What HR Should be Doing Now
If you are an HR executive in a Canadian organization that produces, imports, or distributes goods - or if your organization is part of a group that does - you should begin by determining whether your entity is in scope under the Act. If you are not already in scope, you should monitor your supply-chain structure and growth because changes may bring you into scope in future years. Next you should engage with your procurement, legal, compliance and sourcing teams to map your major supply-chain relationships and identify high-risk geographies or product categories for forced labour. Work with these teams to ensure that supplier contracts, due-diligence processes, audit mechanisms, and training programmes reflect forced-labour risk.
From HR’s side you should design or source training for employees in high-risk functions, integrate labour-rights risk into your broader policy framework and ensure oversight and approval workflows are in place for the annual report. You should also create an internal calendar aligned with the May 31 reporting deadline, identify data-collection checkpoints, assign responsibility for governance and approval, and build communication plans to publish the report and embed it into employee engagement and employer-brand efforts. Finally, you should measure effectiveness. As the first-year reviews show, many entities have implemented some policies or training, but few have robust performance indicators or metrics. HR should work with colleagues to agree relevant measures—supplier audit completion, supplier responses to questionnaires, internal awareness scores, number of reported concerns raised—and integrate these into your annual reporting and continuous improvement cycle.

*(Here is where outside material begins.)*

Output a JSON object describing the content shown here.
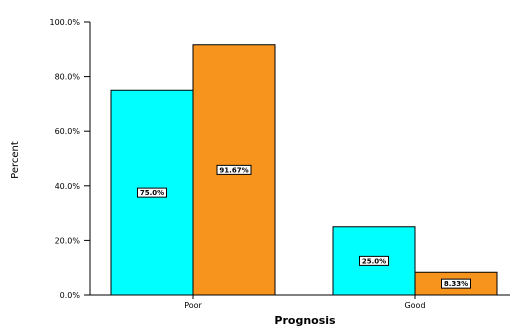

Looking Ahead: Beyond Compliance
The Act sets the floor of what is required. But the organizations that treat it as a strategic opportunity rather than a paperwork exercise will gain the most. HR can lead the shift from compliance to culture. Embedding supply-chain transparency and human-rights awareness into employee experience, recruitment messaging, leadership development and performance standards sends a strong signal: your organization stands for integrity not just inside but beyond the four walls. By doing so, you will not only meet regulations but enhance trust with employees, build more resilient supply chains, reduce risk, and reinforce your employer brand.
In the months ahead HR teams should monitor guidance updates from Public Safety Canada. For example, the November 2024 guidance clarified definitions of “goods,” “assets,” “importer”, and other thresholds. Staying current will ensure your calendar, tasks, and responsibilities remain aligned.